The only truly innovative design on the horizon for the U.S. market is the pebble-bed reactor. Instead of fuel rods, the pebble-bed reactor uses tiny particles of uranium dioxide encased in layers of graphite and silicon carbide and shaped into spheres. These pebbles - 320,000 of them - are poured into a 65-foot cylindrical hopper that is lined with graphite bricks and has a hollow column in the middle.
Helium, not steam
Once in place, the pebbles initiate a chain reaction. But instead of making steam, the plant pumps helium into the top of the hopper and extracts the heated gas at the bottom, where it drives the turbines.
To shut down the reactor, control rods are inserted through conduits in the graphite bricks. Because the rods cannot run straight through the pebble bed, the reactor must be small - 110 to 130 megawatts, vs. 1,000 megawatts or more for a water reactor. But proponents see small size as a plus.
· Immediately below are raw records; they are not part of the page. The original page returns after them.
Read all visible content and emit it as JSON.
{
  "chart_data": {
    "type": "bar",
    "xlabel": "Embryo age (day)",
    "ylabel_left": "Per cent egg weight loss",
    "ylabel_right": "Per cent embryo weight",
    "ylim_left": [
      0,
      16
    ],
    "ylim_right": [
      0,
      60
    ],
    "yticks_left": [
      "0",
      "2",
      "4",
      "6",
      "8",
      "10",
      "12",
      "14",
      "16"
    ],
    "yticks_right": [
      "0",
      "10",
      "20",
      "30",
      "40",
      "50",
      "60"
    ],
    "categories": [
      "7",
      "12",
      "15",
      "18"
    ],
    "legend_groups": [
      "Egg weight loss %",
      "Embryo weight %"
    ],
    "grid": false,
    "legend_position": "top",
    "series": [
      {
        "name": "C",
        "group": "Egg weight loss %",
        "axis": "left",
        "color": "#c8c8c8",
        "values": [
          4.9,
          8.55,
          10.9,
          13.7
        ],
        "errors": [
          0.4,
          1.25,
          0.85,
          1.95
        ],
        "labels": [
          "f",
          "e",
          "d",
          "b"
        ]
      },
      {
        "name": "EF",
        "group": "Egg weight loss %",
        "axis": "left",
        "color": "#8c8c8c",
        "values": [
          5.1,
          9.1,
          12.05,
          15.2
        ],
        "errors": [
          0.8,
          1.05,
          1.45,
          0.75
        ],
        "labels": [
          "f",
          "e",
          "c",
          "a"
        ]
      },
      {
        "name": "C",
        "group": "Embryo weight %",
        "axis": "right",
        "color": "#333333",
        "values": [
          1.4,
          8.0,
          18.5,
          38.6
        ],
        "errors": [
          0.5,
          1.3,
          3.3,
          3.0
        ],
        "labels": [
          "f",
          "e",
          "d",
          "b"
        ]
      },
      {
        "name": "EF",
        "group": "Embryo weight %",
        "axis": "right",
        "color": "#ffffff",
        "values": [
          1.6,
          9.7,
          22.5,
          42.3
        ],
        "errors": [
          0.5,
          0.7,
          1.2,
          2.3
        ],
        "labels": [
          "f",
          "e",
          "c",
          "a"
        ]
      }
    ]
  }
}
"You can build it in a modular fashion and locate it close to transmission lines where you need generation," said Oliver Kingsley, president and chief nuclear officer of the U.S. utility Exelon. Small size also should make the reactor virtually accident-proof. Computer modeling shows that the plant can't generate enough heat to melt the pebbles - even if helium flow is stopped and the control rods are withdrawn.
"You can't have a runaway accident, and that's one thing that's very attractive," Lochbaum said. "But the jury's still out. Graphite can catch on fire, like it did at Chernobyl."
Seattle Times staff reporter Lynda V. Mapes contributed to this report.